Her skin is like coal mixed with diamonds and her color-rich resort planet is the jewel of the galaxy. But when a series of phantom voices and painful scars force her into exile, she discovers she’s so much more than a dark beauty queen. Her spirit can inhabit the souls of the dead.
“It’s important to note that the protagonist is not loved and revered despite being black. She is loved and revered because she is black,” says Crittendon, a former features-writer for “The Detroit News.”
This description summarizes “Where it Rains in Color,” (Angry Robot Books) a sci-fi novel that uplifts black women, celebrates the power of melanin and shines the spotlight on the brilliant Dogon Tribe of Mali, West Africa (best known for their ability to chart stars without telescopes or other devices). Written by award-winning journalist, Denise Crittendon, the novel plays with universal beauty standards and challenges the structure and system in which they live.
She adds: “It elevates African culture and what it means to be black. I wanted to usher in a new black aesthetic and project people of African descent into a future that doesn’t strip us of our innate majesty. The inhabitants of my futuristic black planet are powerful, technological geniuses far removed from the misery of the past.”

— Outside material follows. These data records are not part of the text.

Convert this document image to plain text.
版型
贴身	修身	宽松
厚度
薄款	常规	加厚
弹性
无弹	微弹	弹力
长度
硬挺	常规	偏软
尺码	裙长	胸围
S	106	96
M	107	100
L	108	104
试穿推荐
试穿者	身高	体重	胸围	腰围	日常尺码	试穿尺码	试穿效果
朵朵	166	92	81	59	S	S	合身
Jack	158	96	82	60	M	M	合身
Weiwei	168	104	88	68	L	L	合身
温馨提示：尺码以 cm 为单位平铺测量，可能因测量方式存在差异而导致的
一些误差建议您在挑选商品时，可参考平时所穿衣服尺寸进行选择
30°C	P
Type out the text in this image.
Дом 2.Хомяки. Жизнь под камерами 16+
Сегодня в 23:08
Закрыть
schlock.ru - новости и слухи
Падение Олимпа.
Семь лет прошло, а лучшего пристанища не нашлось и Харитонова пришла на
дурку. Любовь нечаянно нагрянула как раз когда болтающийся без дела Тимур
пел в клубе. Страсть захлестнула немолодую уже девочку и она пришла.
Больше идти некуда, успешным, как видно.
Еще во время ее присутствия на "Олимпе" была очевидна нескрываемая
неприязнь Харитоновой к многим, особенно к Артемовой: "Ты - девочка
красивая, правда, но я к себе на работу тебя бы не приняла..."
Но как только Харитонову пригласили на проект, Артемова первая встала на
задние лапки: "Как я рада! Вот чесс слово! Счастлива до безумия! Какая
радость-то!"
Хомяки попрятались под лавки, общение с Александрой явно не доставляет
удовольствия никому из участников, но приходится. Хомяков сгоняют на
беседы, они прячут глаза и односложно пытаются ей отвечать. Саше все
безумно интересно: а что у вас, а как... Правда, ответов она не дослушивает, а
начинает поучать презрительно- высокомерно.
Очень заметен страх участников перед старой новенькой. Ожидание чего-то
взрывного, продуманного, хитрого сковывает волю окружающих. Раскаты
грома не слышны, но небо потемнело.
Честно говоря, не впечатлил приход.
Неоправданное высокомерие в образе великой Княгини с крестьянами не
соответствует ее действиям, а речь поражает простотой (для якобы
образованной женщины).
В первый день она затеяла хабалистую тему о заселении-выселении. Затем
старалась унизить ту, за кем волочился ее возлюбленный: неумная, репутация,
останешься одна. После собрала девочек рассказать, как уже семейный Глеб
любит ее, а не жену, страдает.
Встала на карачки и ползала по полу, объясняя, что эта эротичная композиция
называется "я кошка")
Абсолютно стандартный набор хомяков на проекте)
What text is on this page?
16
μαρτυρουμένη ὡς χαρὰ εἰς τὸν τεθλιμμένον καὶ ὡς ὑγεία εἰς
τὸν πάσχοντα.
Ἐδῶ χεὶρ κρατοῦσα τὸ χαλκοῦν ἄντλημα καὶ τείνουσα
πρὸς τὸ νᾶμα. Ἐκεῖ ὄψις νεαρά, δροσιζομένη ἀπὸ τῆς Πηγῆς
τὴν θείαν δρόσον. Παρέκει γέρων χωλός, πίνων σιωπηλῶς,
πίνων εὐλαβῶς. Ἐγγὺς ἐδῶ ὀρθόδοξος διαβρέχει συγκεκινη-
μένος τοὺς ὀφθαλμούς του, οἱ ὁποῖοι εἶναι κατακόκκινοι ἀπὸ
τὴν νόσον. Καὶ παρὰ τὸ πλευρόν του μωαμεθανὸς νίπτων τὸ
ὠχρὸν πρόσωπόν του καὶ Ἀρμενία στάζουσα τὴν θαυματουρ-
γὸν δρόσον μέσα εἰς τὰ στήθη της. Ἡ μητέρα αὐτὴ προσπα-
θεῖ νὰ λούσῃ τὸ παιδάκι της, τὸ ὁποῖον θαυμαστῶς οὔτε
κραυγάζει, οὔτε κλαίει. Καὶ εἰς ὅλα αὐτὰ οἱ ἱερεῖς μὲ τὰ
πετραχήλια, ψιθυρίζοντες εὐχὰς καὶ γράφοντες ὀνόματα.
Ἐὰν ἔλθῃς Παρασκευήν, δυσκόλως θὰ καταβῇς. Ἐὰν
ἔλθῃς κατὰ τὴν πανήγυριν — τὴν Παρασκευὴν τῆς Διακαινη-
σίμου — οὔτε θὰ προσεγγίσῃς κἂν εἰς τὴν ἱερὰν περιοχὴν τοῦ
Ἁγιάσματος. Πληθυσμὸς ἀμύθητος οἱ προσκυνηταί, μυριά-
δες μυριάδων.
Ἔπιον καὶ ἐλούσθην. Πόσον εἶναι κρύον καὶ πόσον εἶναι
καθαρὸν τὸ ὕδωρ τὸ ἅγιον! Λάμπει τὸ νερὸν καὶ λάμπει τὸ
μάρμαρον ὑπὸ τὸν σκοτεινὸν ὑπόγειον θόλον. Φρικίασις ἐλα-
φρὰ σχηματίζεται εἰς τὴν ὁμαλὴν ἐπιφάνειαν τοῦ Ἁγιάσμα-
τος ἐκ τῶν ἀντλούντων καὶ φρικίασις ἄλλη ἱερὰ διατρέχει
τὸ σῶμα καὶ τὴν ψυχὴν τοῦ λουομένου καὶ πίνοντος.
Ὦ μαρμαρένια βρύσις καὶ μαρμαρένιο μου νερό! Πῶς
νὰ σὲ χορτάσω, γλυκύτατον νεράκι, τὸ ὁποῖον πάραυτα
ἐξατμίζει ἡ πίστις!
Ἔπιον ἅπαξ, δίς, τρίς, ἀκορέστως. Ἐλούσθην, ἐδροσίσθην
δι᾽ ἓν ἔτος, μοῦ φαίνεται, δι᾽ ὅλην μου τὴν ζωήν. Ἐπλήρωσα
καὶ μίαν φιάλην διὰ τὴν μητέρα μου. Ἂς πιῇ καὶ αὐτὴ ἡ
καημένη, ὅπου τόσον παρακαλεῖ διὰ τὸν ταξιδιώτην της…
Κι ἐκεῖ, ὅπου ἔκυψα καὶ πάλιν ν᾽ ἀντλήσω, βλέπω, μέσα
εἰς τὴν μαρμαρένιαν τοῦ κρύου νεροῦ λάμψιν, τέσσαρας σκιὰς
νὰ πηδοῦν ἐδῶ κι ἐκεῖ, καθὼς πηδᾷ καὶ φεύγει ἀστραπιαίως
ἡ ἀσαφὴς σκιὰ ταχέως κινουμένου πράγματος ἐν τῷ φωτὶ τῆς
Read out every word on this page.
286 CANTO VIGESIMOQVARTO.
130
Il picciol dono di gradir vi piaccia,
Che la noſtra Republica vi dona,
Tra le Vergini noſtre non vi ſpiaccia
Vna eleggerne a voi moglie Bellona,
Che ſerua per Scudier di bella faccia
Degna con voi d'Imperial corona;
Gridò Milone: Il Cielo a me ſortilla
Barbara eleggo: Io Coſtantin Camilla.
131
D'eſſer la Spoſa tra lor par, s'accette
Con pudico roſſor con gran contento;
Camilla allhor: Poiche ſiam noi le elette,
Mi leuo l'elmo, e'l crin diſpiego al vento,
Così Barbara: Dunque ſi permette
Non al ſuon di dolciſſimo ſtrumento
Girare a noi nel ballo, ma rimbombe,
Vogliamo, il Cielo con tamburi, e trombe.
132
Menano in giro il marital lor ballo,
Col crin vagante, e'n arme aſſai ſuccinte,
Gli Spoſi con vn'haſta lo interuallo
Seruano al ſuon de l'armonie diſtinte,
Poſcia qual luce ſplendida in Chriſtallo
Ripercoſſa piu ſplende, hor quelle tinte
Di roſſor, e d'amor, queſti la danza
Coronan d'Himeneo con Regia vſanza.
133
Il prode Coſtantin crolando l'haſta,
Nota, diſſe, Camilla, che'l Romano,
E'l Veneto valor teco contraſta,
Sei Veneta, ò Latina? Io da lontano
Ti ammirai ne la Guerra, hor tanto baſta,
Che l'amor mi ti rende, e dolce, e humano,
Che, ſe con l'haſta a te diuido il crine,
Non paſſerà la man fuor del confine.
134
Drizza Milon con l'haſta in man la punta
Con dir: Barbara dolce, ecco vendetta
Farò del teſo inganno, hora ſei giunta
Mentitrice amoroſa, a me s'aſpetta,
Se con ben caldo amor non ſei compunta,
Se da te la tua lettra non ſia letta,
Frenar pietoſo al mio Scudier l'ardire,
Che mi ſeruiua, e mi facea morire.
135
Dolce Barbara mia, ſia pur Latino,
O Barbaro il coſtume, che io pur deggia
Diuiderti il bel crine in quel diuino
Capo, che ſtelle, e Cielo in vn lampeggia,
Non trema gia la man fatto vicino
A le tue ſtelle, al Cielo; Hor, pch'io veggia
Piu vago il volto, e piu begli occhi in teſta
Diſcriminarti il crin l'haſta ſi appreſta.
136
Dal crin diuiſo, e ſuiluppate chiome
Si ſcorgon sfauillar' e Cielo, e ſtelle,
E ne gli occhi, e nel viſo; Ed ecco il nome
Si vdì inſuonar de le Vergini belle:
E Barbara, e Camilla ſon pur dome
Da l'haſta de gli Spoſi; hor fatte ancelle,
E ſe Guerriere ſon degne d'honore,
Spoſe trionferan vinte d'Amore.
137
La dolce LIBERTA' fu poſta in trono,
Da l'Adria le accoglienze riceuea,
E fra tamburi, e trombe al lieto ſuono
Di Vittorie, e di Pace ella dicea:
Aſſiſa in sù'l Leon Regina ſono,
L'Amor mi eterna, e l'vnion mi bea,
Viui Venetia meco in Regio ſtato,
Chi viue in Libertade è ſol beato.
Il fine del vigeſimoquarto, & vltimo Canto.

Listed by Literary Hub and denofgeek.com as one of the best sci-fi releases of December 2022, “Where it Rains in Color,” was number one on Amazon’s Kindle for two weeks and was heralded by “Book Riot” as a novel that will have you “rethinking how you see beauty.”
Crittendon, who was the first woman in the history of the NAACP to be appointed editor of their naitonal magazine, “The Crisis,” is a native Detroiter who was voted one of the “Most Influential Black Women of Metro Detroit.” She’s co-author of “Millionaire Moves: Seven Proven Principals of Entrepreneurship” (written with business mogul William Pickard).